How we put people with Crohn's and Colitis care at the heart of their care in Sheffield

Sharing knowledge, skills, and experience

Krupa: I was involved with putting together the logic model - in short, this is the model that sets out what we are trying to achieve and how. It was a really important piece of work as often it is easy to get caught up in the small details and this gave us the opportunity to remind ourselves of the “bigger picture” and what we are looking to achieve with AWARE-IBD.

All the committee members have our own experiences to draw upon and, together, I feel that we cover a wide range of bases. As a group, we make sure that the project stays focussed on the patients even when it makes things a little more difficult or challenging. 

Paul: As an ally, I am determined to do everything I can to ensure that LGBTQ+ voices are heard in the AWARE-IBD project.  I found previous research funded by Crohn’s & Colitis UK which identified additional needs for LGBTQ+ patients.  I am holding the project team accountable (in the nicest and most constructive way, obviously) for ensuring that LGBTQ+ people participate in this project.

Vicky: I have recently had an interview to discuss my involvement with the POC.  How we interact? What I’ve been doing, what is going well and what could have been done better? I am also excited to be getting involved in chairing sessions in the community to co-produce a toolkit to upskill people with Crohn’s and Colitis to share what matters to them during medical appointments.

Making an impact

Krupa: The POC have helped in making sure the patients are kept at the forefront - whether it is thinking about how to recruit patients to the study or the best forms of communication when dealing with IBD patients.  This has been key in the early stages when we have been considering logistics and how best to set up the project.  This is the first project I have worked on with patient involvement and it has been really encouraging to see how open the project leadership group have been to our suggestions.  

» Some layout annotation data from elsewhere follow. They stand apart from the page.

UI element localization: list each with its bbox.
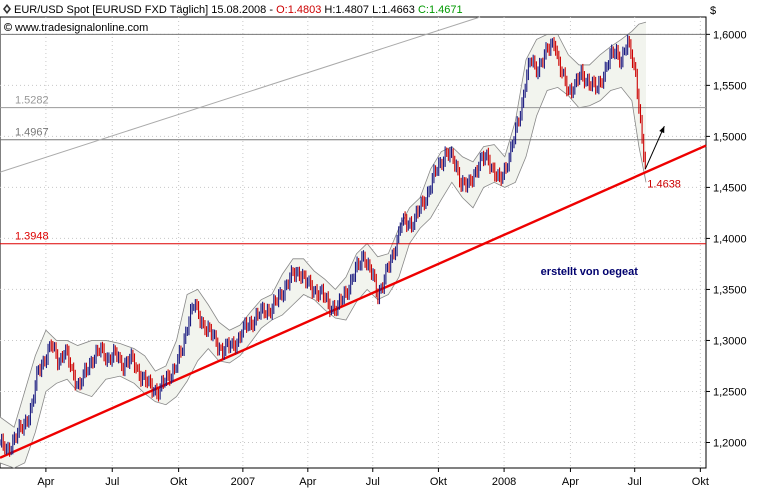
- x-axis: Apr Jul Okt 2007 Apr Jul Okt 2008 Apr Jul Okt: [37, 468, 709, 488]
- band-lower-line: [0, 86, 647, 469]
- price-candles: [0, 34, 646, 457]
- x-tick-label-2: Okt: [170, 476, 187, 488]
- y-tick-label-3: 1,4500: [713, 182, 747, 194]
- upper-trendline: [0, 16, 481, 173]
- header-title: EUR/USD Spot [EURUSD FXD Täglich] 15.08.…: [14, 4, 276, 16]
- header-text: EUR/USD Spot [EURUSD FXD Täglich] 15.08.…: [14, 4, 463, 16]
- x-tick-label-8: Apr: [562, 476, 579, 488]
- x-tick-label-10: Okt: [692, 476, 709, 488]
- x-tick-label-6: Okt: [430, 476, 447, 488]
- y-tick-label-1: 1,5500: [713, 80, 747, 92]
- y-tick-label-7: 1,2500: [713, 386, 747, 398]
- copyright-icon: [3, 22, 13, 32]
- y-tick-label-0: 1,6000: [713, 29, 747, 41]
- price-levels: 1.5282 1.4967 1.3948: [0, 33, 706, 245]
- level-label-3: 1.3948: [15, 231, 49, 243]
- header-low: L:1.4663: [369, 4, 415, 16]
- trendlines: [0, 16, 707, 459]
- arrow-head: [659, 126, 665, 134]
- y-tick-label-6: 1,3000: [713, 335, 747, 347]
- x-tick-label-3: 2007: [231, 476, 255, 488]
- x-tick-label-9: Jul: [628, 476, 642, 488]
- annotations: 1.4638 erstellt von oegeat: [541, 125, 681, 278]
- x-tick-label-7: 2008: [492, 476, 516, 488]
- x-tick-label-1: Jul: [105, 476, 119, 488]
- y-tick-label-4: 1,4000: [713, 233, 747, 245]
- x-tick-label-5: Jul: [366, 476, 380, 488]
- y-tick-label-2: 1,5000: [713, 131, 747, 143]
- y-tick-label-8: 1,2000: [713, 437, 747, 449]
- watermark: www.tradesignalonline.com: [14, 22, 148, 34]
- currency-label: $: [710, 5, 716, 17]
- header-high: H:1.4807: [321, 4, 369, 16]
- chart-header: EUR/USD Spot [EURUSD FXD Täglich] 15.08.…: [3, 4, 716, 34]
- author-note: erstellt von oegeat: [541, 266, 639, 278]
- level-label-2: 1.4967: [15, 127, 49, 139]
- x-tick-label-4: Apr: [299, 476, 316, 488]
- arrow-shaft: [644, 125, 665, 170]
- y-tick-label-5: 1,3500: [713, 284, 747, 296]
- last-price-label: 1.4638: [647, 178, 681, 190]
- support-trendline: [0, 144, 707, 459]
- header-close: C:1.4671: [415, 4, 463, 16]
- header-open: O:1.4803: [276, 4, 321, 16]
- level-label-1: 1.5282: [15, 95, 49, 107]
- x-tick-label-0: Apr: [37, 476, 54, 488]
- y-axis: 1,6000 1,5500 1,5000 1,4500 1,4000 1,3500 1,30…: [706, 29, 747, 449]
- diamond-marker-icon: [3, 4, 11, 14]
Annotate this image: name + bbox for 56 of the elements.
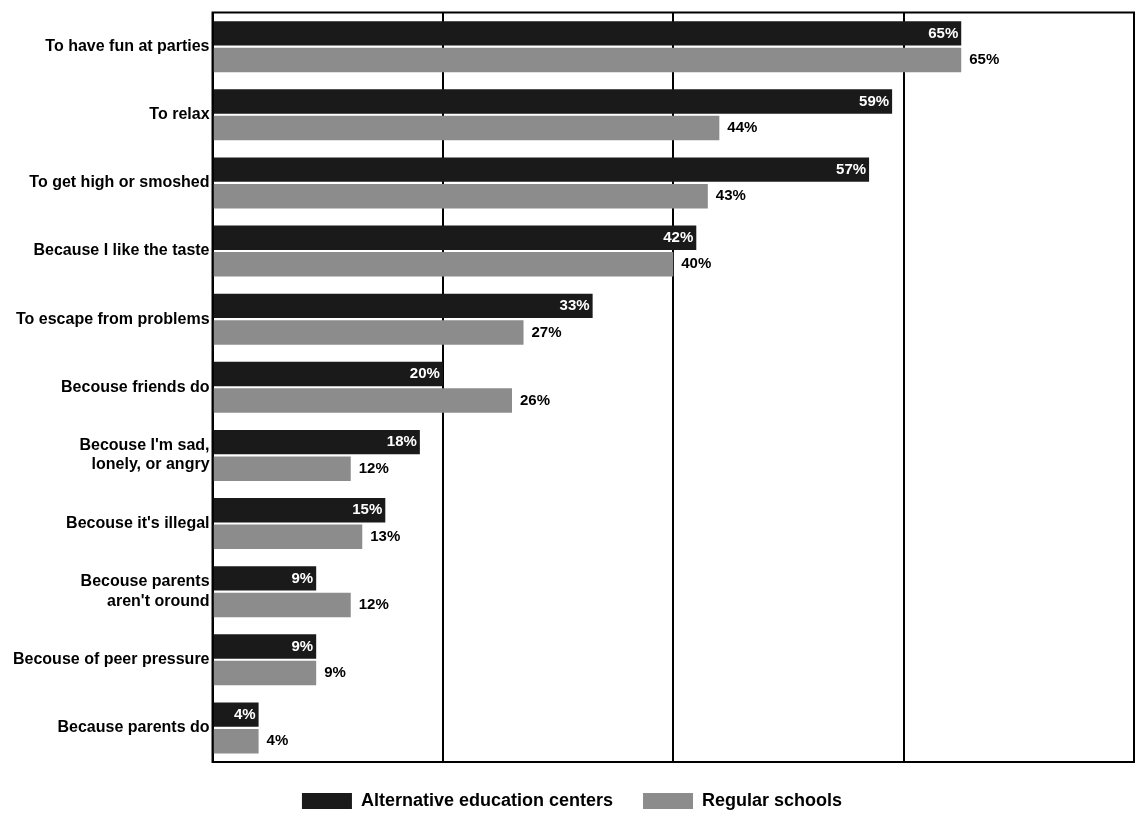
data-label: 65% <box>969 50 1000 68</box>
bar <box>213 183 708 209</box>
data-label: 12% <box>358 595 389 613</box>
bar <box>213 157 870 182</box>
data-label: 18% <box>386 432 417 450</box>
bar <box>213 225 697 250</box>
bar <box>213 498 386 523</box>
y-tick-label: Becouse it's illegal <box>66 513 210 531</box>
data-label: 20% <box>409 364 440 382</box>
data-label: 43% <box>715 186 746 204</box>
y-tick-label: Becouse of peer pressure <box>12 650 210 668</box>
bar <box>213 729 259 754</box>
data-label: 12% <box>358 458 389 476</box>
y-tick-label: Because parents do <box>57 718 210 736</box>
bar <box>213 21 962 46</box>
data-label: 42% <box>663 227 694 245</box>
y-tick-label: To relax <box>149 105 210 123</box>
bar <box>213 524 363 550</box>
y-tick-label: Becouse parents aren't oround <box>80 572 210 609</box>
data-label: 4% <box>266 731 289 749</box>
bar <box>213 115 720 141</box>
bar <box>213 89 893 114</box>
data-label: 9% <box>324 663 346 681</box>
bar <box>213 388 512 413</box>
y-tick-label: To have fun at parties <box>45 37 210 55</box>
y-tick-label: Becouse I'm sad, lonely, or angry <box>79 436 210 473</box>
y-tick-label: To escape from problems <box>15 309 210 327</box>
data-label: 9% <box>291 636 314 654</box>
data-label: 40% <box>681 254 712 272</box>
bar <box>213 634 317 659</box>
y-tick-label: Becouse friends do <box>61 377 210 395</box>
bar <box>213 293 593 319</box>
data-label: 65% <box>928 23 959 41</box>
bar <box>213 361 443 387</box>
legend-label: Alternative education centers <box>360 789 614 810</box>
bar <box>213 429 420 455</box>
legend-label: Regular schools <box>702 789 843 810</box>
bar <box>213 566 317 591</box>
data-label: 26% <box>520 390 551 408</box>
bar <box>213 252 674 277</box>
data-label: 27% <box>531 322 562 340</box>
data-label: 9% <box>291 568 314 586</box>
data-label: 15% <box>352 500 383 518</box>
data-label: 33% <box>559 296 590 314</box>
bar <box>213 660 317 686</box>
data-label: 4% <box>233 704 256 722</box>
data-label: 59% <box>859 91 890 109</box>
bar <box>213 456 351 481</box>
bar <box>213 592 351 618</box>
bar <box>213 320 524 345</box>
data-label: 57% <box>836 159 867 177</box>
y-tick-label: To get high or smoshed <box>29 173 210 191</box>
y-tick-label: Because I like the taste <box>33 241 210 259</box>
bar <box>213 47 962 73</box>
data-label: 13% <box>370 526 401 544</box>
data-label: 44% <box>727 118 758 136</box>
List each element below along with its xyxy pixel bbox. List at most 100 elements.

Paul: By providing feedback on specific issues when requested and overseeing project documents routinely, the POC has ensured that the voice of the patient is heard loud and clear by the project team at every stage. We bring our lived experience to bear on the project and hold the team to account.

Vicky: I'm proud to be a part of this project and enabling patients to say what matters to them and communicate the type of care that they want to receive.

Why get involved in research?

Paul: This sounds really obvious, but doctors, nurses and scientists can't fix some problems unless patients speak up and say what they are.

Krupa: One of the things that hit me hardest when I was diagnosed with Crohn’s is that it is a lifelong disease, with no cure. This makes research into Crohn's and Colitis even more important as any advances could have big impacts on our quality of life. It is important for us to get involved as we are able to provide a unique viewpoint and focus research on what is most important to those that it seeks to help. My hope is that research will be increasingly patient centred and, ultimately, produce results that we can all benefit from much more.

Vicky: By getting involved with research, this is a chance to make a difference for those with IBD, improve care, medication, treatment, diet and so much more. By working on the AWARE-IBD project, it has given me the opportunity to hear other points of views, ideas, and opinions.  I have learnt how to improve my skills on working as part of a team.